At the end of October, a twin-engined, 10-seater Falcon jet made history in the sky above Ottawa by becoming the world's first plane to fly with 100 per cent biofuel.
Boeing also believes biofuels hold the key to radically cutting carbon dioxide emissions from aviation.
"We are convinced that sustainable biofuels can provide a way to reduce the CO2 by between 60 and 80 per cent on an airplane," John Tracy, Boeing's chief technology officer, told the BBC last month.
"We really do believe that by 2030, 30 per cent of all airline fuel could be provided by sustainable biofuels."
But there are some major hurdles, and doubts about the benefits of biokerosene.
For one, the potential of biofuel to cut emissions depends on the type of plant it is derived from and where it is grown. This is because, in some cases, the cultivation of suitable plants can have an even bigger carbon footprint than fossil fuel.

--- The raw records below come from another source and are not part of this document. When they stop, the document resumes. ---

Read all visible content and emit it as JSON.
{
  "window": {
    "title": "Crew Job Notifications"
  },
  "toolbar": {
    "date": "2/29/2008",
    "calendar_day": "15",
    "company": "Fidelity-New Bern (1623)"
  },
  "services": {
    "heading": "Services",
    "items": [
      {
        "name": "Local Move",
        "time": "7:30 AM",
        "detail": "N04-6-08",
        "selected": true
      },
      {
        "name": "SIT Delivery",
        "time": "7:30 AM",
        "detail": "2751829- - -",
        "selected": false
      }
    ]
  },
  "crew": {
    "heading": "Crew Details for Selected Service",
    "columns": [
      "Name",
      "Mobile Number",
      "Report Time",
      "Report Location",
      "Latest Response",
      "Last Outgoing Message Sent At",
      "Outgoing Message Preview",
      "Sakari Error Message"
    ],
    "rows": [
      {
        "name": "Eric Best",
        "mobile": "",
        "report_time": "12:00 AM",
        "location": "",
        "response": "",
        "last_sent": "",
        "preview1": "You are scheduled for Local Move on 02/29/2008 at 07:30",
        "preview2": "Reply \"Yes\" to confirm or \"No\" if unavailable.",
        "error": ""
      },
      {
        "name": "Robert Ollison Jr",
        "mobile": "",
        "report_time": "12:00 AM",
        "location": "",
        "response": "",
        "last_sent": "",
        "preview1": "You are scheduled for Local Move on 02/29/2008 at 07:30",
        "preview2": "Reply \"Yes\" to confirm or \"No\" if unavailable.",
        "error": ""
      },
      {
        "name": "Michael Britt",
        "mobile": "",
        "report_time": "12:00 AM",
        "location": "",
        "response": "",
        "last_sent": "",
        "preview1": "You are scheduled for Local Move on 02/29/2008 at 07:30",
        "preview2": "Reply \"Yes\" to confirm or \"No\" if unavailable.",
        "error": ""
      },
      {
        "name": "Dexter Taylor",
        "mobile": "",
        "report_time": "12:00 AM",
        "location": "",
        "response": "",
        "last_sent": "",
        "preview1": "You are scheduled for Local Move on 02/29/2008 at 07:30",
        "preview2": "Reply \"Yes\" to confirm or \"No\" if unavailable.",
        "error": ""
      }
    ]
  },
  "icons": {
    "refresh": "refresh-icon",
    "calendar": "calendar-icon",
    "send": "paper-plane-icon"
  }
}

If the land used for growing the plants was previously a woodland or tropical swamp, which absorb more carbon dioxide than monoculture plantations, then producing the fuel does more environmental harm than good. And if the land is taken away from growing food crops, the process can be even less justifiable.

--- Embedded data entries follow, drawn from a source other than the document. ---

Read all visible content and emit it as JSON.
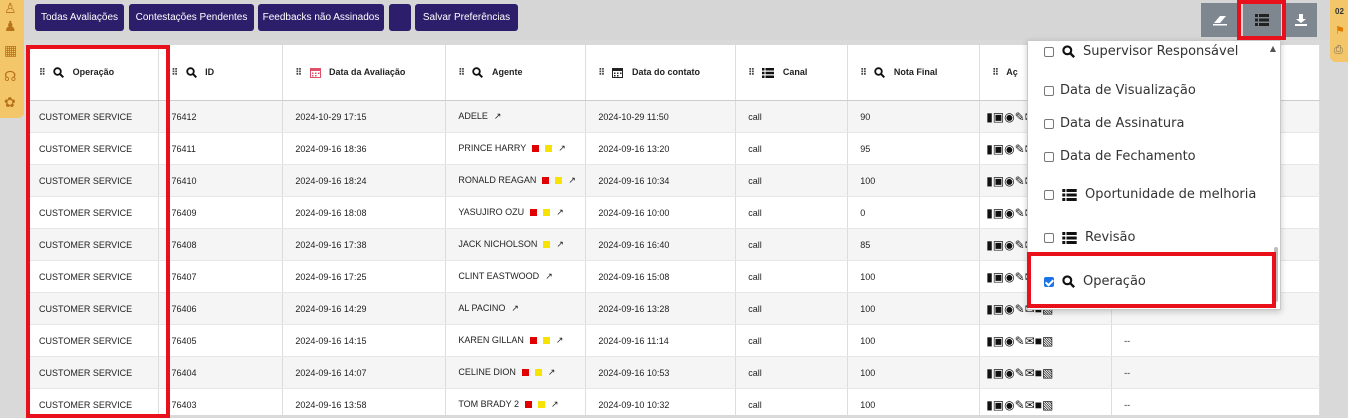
{
  "toolbar": {
    "btn_all": "Todas Avaliações",
    "btn_contests": "Contestações Pendentes",
    "btn_unsigned": "Feedbacks não Assinados",
    "btn_save": "Salvar Preferências"
  },
  "right_rail": {
    "count": "02"
  },
  "table": {
    "headers": {
      "operacao": "Operação",
      "id": "ID",
      "data_avaliacao": "Data da Avaliação",
      "agente": "Agente",
      "data_contato": "Data do contato",
      "canal": "Canal",
      "nota_final": "Nota Final",
      "acoes": "Aç"
    },
    "rows": [
      {
        "operacao": "CUSTOMER SERVICE",
        "id": "76412",
        "data_avaliacao": "2024-10-29 17:15",
        "agente": "ADELE",
        "flags": [],
        "data_contato": "2024-10-29 11:50",
        "canal": "call",
        "nota": "90",
        "extra": ""
      },
      {
        "operacao": "CUSTOMER SERVICE",
        "id": "76411",
        "data_avaliacao": "2024-09-16 18:36",
        "agente": "PRINCE HARRY",
        "flags": [
          "red",
          "yellow"
        ],
        "data_contato": "2024-09-16 13:20",
        "canal": "call",
        "nota": "95",
        "extra": ""
      },
      {
        "operacao": "CUSTOMER SERVICE",
        "id": "76410",
        "data_avaliacao": "2024-09-16 18:24",
        "agente": "RONALD REAGAN",
        "flags": [
          "red",
          "yellow"
        ],
        "data_contato": "2024-09-16 10:34",
        "canal": "call",
        "nota": "100",
        "extra": ""
      },
      {
        "operacao": "CUSTOMER SERVICE",
        "id": "76409",
        "data_avaliacao": "2024-09-16 18:08",
        "agente": "YASUJIRO OZU",
        "flags": [
          "red",
          "yellow"
        ],
        "data_contato": "2024-09-16 10:00",
        "canal": "call",
        "nota": "0",
        "extra": ""
      },
      {
        "operacao": "CUSTOMER SERVICE",
        "id": "76408",
        "data_avaliacao": "2024-09-16 17:38",
        "agente": "JACK NICHOLSON",
        "flags": [
          "yellow"
        ],
        "data_contato": "2024-09-16 16:40",
        "canal": "call",
        "nota": "85",
        "extra": ""
      },
      {
        "operacao": "CUSTOMER SERVICE",
        "id": "76407",
        "data_avaliacao": "2024-09-16 17:25",
        "agente": "CLINT EASTWOOD",
        "flags": [],
        "data_contato": "2024-09-16 15:08",
        "canal": "call",
        "nota": "100",
        "extra": ""
      },
      {
        "operacao": "CUSTOMER SERVICE",
        "id": "76406",
        "data_avaliacao": "2024-09-16 14:29",
        "agente": "AL PACINO",
        "flags": [],
        "data_contato": "2024-09-16 13:28",
        "canal": "call",
        "nota": "100",
        "extra": ""
      },
      {
        "operacao": "CUSTOMER SERVICE",
        "id": "76405",
        "data_avaliacao": "2024-09-16 14:15",
        "agente": "KAREN GILLAN",
        "flags": [
          "red",
          "yellow"
        ],
        "data_contato": "2024-09-16 11:14",
        "canal": "call",
        "nota": "100",
        "extra": "--"
      },
      {
        "operacao": "CUSTOMER SERVICE",
        "id": "76404",
        "data_avaliacao": "2024-09-16 14:07",
        "agente": "CELINE DION",
        "flags": [
          "red",
          "yellow"
        ],
        "data_contato": "2024-09-16 10:53",
        "canal": "call",
        "nota": "100",
        "extra": "--"
      },
      {
        "operacao": "CUSTOMER SERVICE",
        "id": "76403",
        "data_avaliacao": "2024-09-16 13:58",
        "agente": "TOM BRADY 2",
        "flags": [
          "red",
          "yellow"
        ],
        "data_contato": "2024-09-10 10:32",
        "canal": "call",
        "nota": "100",
        "extra": "--"
      }
    ]
  },
  "column_menu": {
    "items": [
      {
        "label": "Supervisor Responsável",
        "icon": "search-icon",
        "checked": false
      },
      {
        "label": "Data de Visualização",
        "icon": "",
        "checked": false
      },
      {
        "label": "Data de Assinatura",
        "icon": "",
        "checked": false
      },
      {
        "label": "Data de Fechamento",
        "icon": "",
        "checked": false
      },
      {
        "label": "Oportunidade de melhoria",
        "icon": "list-icon",
        "checked": false
      },
      {
        "label": "Revisão",
        "icon": "list-icon",
        "checked": false
      },
      {
        "label": "Operação",
        "icon": "search-icon",
        "checked": true
      }
    ]
  },
  "colors": {
    "button_bg": "#2d1e6b",
    "highlight": "#e8101b",
    "flag_red": "#e00000",
    "flag_yellow": "#f6e400"
  }
}
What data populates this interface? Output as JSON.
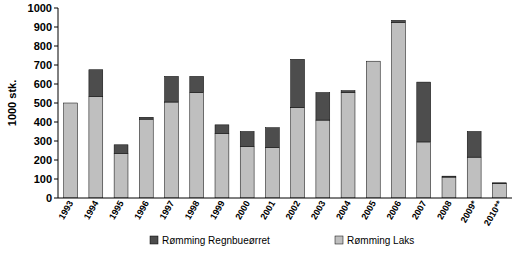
{
  "chart_data": {
    "type": "bar",
    "stacked": true,
    "legend": "bottom",
    "y_label": "1000 stk.",
    "categories": [
      "1993",
      "1994",
      "1995",
      "1996",
      "1997",
      "1998",
      "1999",
      "2000",
      "2001",
      "2002",
      "2003",
      "2004",
      "2005",
      "2006",
      "2007",
      "2008",
      "2009*",
      "2010**"
    ],
    "series": [
      {
        "name": "Rømming Laks",
        "color": "#bfbfbf",
        "values": [
          500,
          535,
          235,
          415,
          505,
          555,
          340,
          270,
          265,
          475,
          410,
          555,
          720,
          925,
          295,
          110,
          215,
          75
        ]
      },
      {
        "name": "Rømming Regnbueørret",
        "color": "#4d4d4d",
        "values": [
          0,
          140,
          45,
          10,
          135,
          85,
          45,
          80,
          105,
          255,
          145,
          10,
          0,
          10,
          315,
          5,
          135,
          5
        ]
      }
    ],
    "ylim": [
      0,
      1000
    ],
    "yticks": [
      0,
      100,
      200,
      300,
      400,
      500,
      600,
      700,
      800,
      900,
      1000
    ]
  }
}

The trick is to derive the fuel from plants grown on land that would not otherwise be used for farming, or that can be planted in rotation with food crops, a process that benefits the soil.
Algae, for example, can be grown on wasteland, in vertical vats or in ponds. The jatropha plant, also known as the Barbados nut, thrives in tropical and subtropical regions and can be cultivated in areas where hardly any other plant would grow. The camelina plant, another source of biokerosene, can be grown in rotation with cereals.
But at present, there is not nearly enough biokerosene available.
"Research is needed on whether the material can be produced in the necessary quantities and whether production at acceptable prices is possible," says Dietmar Schrick, the managing director of the German Aerospace Industries Association.
Such crops are not being grown on anything near the scale needed to feed the aviation industry and there is a dire shortage of refineries. That contributes to making biokerosene far too expensive to be commercially viable now.
It costs at least twice as much as fossil-based kerosene, and as fuel makes up about 30 per cent of an airline's costs, it is unsurprising the demand for green fuel will not be going through the roof anytime soon.
This is where companies such as Jatro come in.
Based in Frankfurt, it is in the process of accumulating €200 million (Dh979.7m) from investors to develop the large-scale cultivation of the hardy jatropha plant in Thailand, Indonesia, Laos and Cambodia.
"Crude jatropha oil offers a sustainable and scalable source of energy at a commercially viable price," the company says.
"Engine tests and test flights have demonstrated that the use of biofuels from jatropha as 'drop-in' fuels is technically sound and works on all commonly used engine types properly and efficiently."
Despite the cost, the incentive for airlines to use biofuels is set to grow in coming years because the EU has included all airlines landing at its airports in its carbon emissions trading scheme. The move, which took effect on January 1, requires airlines to pay for their greenhouse-gas emissions by obtaining special permits.
For now, most of the permits are being given away free. But assuming the move survives legal challenges from countries including the United States and China, it could end up forcing carriers to spend about US$15 billion (Dh55.09bn) between now and 2020 to comply with the trading scheme.
The expansion of production, and the prospect of further increases in the price of fossil fuels, will also help to make the price of biokerosene less of a hindrance.
But companies and governments need to step up their research and investment to make that happen.
"To build up the necessary capacities and to secure the competitive advantage, investments must be done now," says Mr Rohleder. "The amount of biokerosene available in the long term depends on which raw materials are available and what results the research in bio-refinery technologies produce."